生国:因幡国小田村字荒金(現・鳥取県岩美郡岩美町荒金)

探索の発端:鬼平の前任者・堀帯刀秀隆の時代のことなので不明。、どういう経緯でか捕らえられた、〔青坊主〕の弥一がきびしい拷問に耐えきれず、麻布広尾にあった一味の盗人宿を白状したために、〔荒金〕の仙右衛門はじめ一味の11名が捕まった。
うち、〔縄ぬけ〕の異名をもつ庄五郎が縄をほどいて逃走し、裏切り者の弥一の命を狙う。

結末:〔荒金〕一味は、縄ぬけした庄五郎を除いて、全員打ち首。4年後、密偵・弥一は庄五郎に殺された。

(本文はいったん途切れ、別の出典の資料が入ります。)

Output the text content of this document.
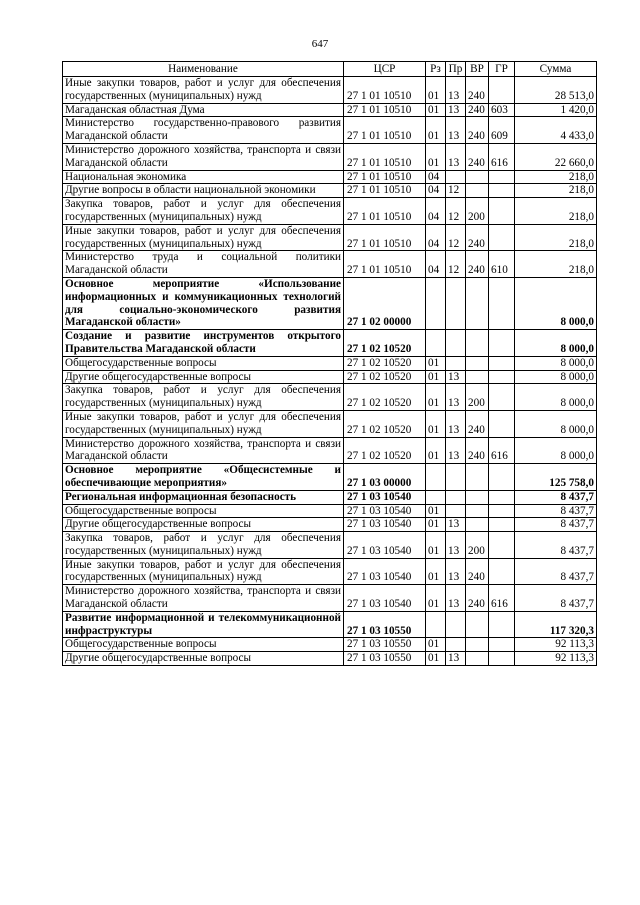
647
Наименование	ЦСР	Рз	Пр	ВР	ГР	Сумма
Иные закупки товаров, работ и услуг для обеспечения государственных (муниципальных) нужд	27 1 01 10510	01	13	240		28 513,0
Магаданская областная Дума	27 1 01 10510	01	13	240	603	1 420,0
Министерство государственно-правового развития Магаданской области	27 1 01 10510	01	13	240	609	4 433,0
Министерство дорожного хозяйства, транспорта и связи Магаданской области	27 1 01 10510	01	13	240	616	22 660,0
Национальная экономика	27 1 01 10510	04				218,0
Другие вопросы в области национальной экономики	27 1 01 10510	04	12			218,0
Закупка товаров, работ и услуг для обеспечения государственных (муниципальных) нужд	27 1 01 10510	04	12	200		218,0
Иные закупки товаров, работ и услуг для обеспечения государственных (муниципальных) нужд	27 1 01 10510	04	12	240		218,0
Министерство труда и социальной политики Магаданской области	27 1 01 10510	04	12	240	610	218,0
Основное мероприятие «Использование информационных и коммуникационных технологий для социально-экономического развития Магаданской области»	27 1 02 00000					8 000,0
Создание и развитие инструментов открытого Правительства Магаданской области	27 1 02 10520					8 000,0
Общегосударственные вопросы	27 1 02 10520	01				8 000,0
Другие общегосударственные вопросы	27 1 02 10520	01	13			8 000,0
Закупка товаров, работ и услуг для обеспечения государственных (муниципальных) нужд	27 1 02 10520	01	13	200		8 000,0
Иные закупки товаров, работ и услуг для обеспечения государственных (муниципальных) нужд	27 1 02 10520	01	13	240		8 000,0
Министерство дорожного хозяйства, транспорта и связи Магаданской области	27 1 02 10520	01	13	240	616	8 000,0
Основное мероприятие «Общесистемные и обеспечивающие мероприятия»	27 1 03 00000					125 758,0
Региональная информационная безопасность	27 1 03 10540					8 437,7
Общегосударственные вопросы	27 1 03 10540	01				8 437,7
Другие общегосударственные вопросы	27 1 03 10540	01	13			8 437,7
Закупка товаров, работ и услуг для обеспечения государственных (муниципальных) нужд	27 1 03 10540	01	13	200		8 437,7
Иные закупки товаров, работ и услуг для обеспечения государственных (муниципальных) нужд	27 1 03 10540	01	13	240		8 437,7
Министерство дорожного хозяйства, транспорта и связи Магаданской области	27 1 03 10540	01	13	240	616	8 437,7
Развитие информационной и телекоммуникационной инфраструктуры	27 1 03 10550					117 320,3
Общегосударственные вопросы	27 1 03 10550	01				92 113,3
Другие общегосударственные вопросы	27 1 03 10550	01	13			92 113,3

つぶやき:池波さんが座右から-放さなかった吉田東伍博士『大日本地名辞書』(冨山房 明治後半に刊行)には、「荒金」という地名は因幡国岩美郡の一つしかない。それで岩美町出身とした。

新潟県南魚沼郡大和町荒金は、未調査。

「荒金」とは、銅の古語(阿良加祢)。

岩美町役場 総務課長・向山さんからのメールに、「42代文武天皇2年3月に銅鉱を朝廷へ献上した経緯があり(略)、その後、武蔵野国も銅を献じて年号が和銅と改まったが、因幡(鳥取県)が献じたのはその7年前である。
荒金鉱山は、江戸時代にはあまり活発ではなかったようで、本格的な採掘は明治22年(1889)から。
経営母体もいろいろ移ったが、昭和18年(1943)の直下型地震による被害で採掘を中止したあとは、自然原水による沈殿銅採収になった。
現在は閉山。町は坑廃水処理に追われている」

1943年の鳥取地震のとき、ぼくは中学1年だったが、家も蔵も倒壊、すとんと垂直に落ちた蔵の屋根の庇の下でその夜、雨をしのいだ。

〔荒金〕の仙右衛門は本格派の大盗〔夜兎〕の角右衛門と親交があったというから、彼もまた「犯さず、殺さず、貧しきからは盗まず」の掟を守った本格派だったのだろう。古里・鳥取から一味を率いたお頭がでたことを誇りにおもう。

[密(いぬ)偵]での掘帯刀に対する池波さんの評価は、「なかなかの腕きき」ということだったが、連載が深まるにしたがって、評価は下がっていった。
堀帯刀はそれほどの切れ者ではなかったという史実が、だんだんに判明してきたのであろう。
堀帯刀の名誉のために付言しておくと、ご当人はともかくとして、ワイロをむさぼった用人のせいで世評を落としていた気配がつよい。